На исходе лета началась война – и Пьетро забрали в солдаты. Осень еще не успела начаться, поэтому свадьбу они сыграть не успели.

Мария стала ждать. Не писем, потому что не умела читать, – ждать, что Пьетро вернется, ведь он обещал ей это. Деревянные башмаки стучали по камням мостовых и тротуаров. «Все хорошо», – повторяли они, и Мария громко подпевала им в такт. Круглый живот нес в себе легкую, тихую радость.

В начале зимы у Марии родился мальчик. Он родился днем, но солнечные лучи так и не показались из-за сырых, тяжелых облаков, укутавших небо. Ветер завывал в щелях, и в его свисте Марии чудился голос Пьетро. Мальчик родился похожим на отца, и Мария поняла, что это добрый знак – Пьетро вернется к ним.

Малыш часто плакал, жадно сосал тугую, тяжелую грудь Марии и кашлял. В комнате было холодно – не хватало дров. Но Мария пела сыну песенки, и мальчик успокаивался и засыпал.

В первые же дни Мария поняла, что сильно любит сына – сильнее, чем Пьетро. Ей нравилось целовать его маленькие розовые пятки, трогать губами мягкие пальчики и волоски на макушке. Мутно-голубые глазки его напоминали яркие глаза отца, и Мария смеялась. Пьетро вернется, и они сыграют свадьбу. Все будет хорошо.

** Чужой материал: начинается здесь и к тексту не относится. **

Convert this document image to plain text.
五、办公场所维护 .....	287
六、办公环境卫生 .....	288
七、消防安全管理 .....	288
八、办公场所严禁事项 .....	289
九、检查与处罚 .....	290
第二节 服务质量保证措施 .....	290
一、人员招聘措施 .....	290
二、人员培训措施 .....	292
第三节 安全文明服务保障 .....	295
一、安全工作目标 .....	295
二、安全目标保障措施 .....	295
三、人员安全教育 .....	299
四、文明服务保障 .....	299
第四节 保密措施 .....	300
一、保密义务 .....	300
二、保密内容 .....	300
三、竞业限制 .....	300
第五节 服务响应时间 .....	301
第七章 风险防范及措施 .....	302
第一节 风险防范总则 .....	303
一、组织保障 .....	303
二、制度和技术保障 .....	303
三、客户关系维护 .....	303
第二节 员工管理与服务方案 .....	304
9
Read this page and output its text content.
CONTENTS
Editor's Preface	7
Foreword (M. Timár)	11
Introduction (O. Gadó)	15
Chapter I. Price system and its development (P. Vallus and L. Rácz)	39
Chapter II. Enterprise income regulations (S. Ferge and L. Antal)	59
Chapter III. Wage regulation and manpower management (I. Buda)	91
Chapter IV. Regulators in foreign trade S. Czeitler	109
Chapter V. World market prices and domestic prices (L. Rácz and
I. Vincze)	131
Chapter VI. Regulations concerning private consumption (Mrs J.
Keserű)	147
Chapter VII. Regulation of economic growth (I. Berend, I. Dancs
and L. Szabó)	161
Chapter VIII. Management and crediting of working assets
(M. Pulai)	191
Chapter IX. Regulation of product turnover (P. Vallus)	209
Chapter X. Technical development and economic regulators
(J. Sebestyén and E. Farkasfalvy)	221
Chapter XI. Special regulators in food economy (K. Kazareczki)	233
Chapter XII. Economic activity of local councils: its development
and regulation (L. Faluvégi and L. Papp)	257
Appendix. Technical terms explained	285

Мальчик быстро рос. Он уже узнавал мать и строил ей рожицы. Мария совала ему налитую молоком грудь и чувствовала, как горячая волна счастья заливает ее до самого живота. Мальчик был связан с ней невидимой пуповиной, и она принимала это. Пока сын смеется, все будет хорошо. Ночью Мария просыпалась от радости и долго слушала сонное дыхание малыша. Она называла его про себя «мой лисенок».

Весна выдалась затяжная и холодная. Марии часто приходилось полоскать белье в ледяной проруби у причала. В такие дни она оставляла мальчика соседке – старой полуслепой Катарине, которая охотно соглашалась присматривать за малышом за несколько кусков хлеба.

В один из дней Мария, вернувшись домой, поняла, что сын болен. Лоб его был горячим, а глаза покраснели. Он надрывно кашлял и плакал – обиженно и горько.

Целую ночь Мария ходила с ним на руках по сырой, темной комнате. Она пела ему все песни, какие знала, – песни рыбаков и прачек. Но мальчик задыхался, и никакая сила на свете не могла унять его злой, лающий кашель.

Мария точно знала, что ее сын поправится – так же точно, как знала, что любит его. Она целовала мальчика в лоб и думала, что нужно идти к доктору. Но у нее не было денег даже на хлеб, а доктору ведь нужно заплатить. Он поправится, обязательно поправится.

Мальчик слабо водил по ее щеке горячей ручкой. Когда наступило утро, Мария поцеловала эту ручку и решила все-таки идти за доктором. Плача, завернула она малыша в рваный платок и вышла из дома. Пронзительный ветер трепал подол ее заплатанной юбки. Мария прижимала сына к груди и, спотыкаясь, шла по вымощенной булыжником мостовой. И вглядывалась в редких прохожих до рези в глазах – ей все казалось, что сегодня должен вернуться Пьетро. И тогда все станет хорошо.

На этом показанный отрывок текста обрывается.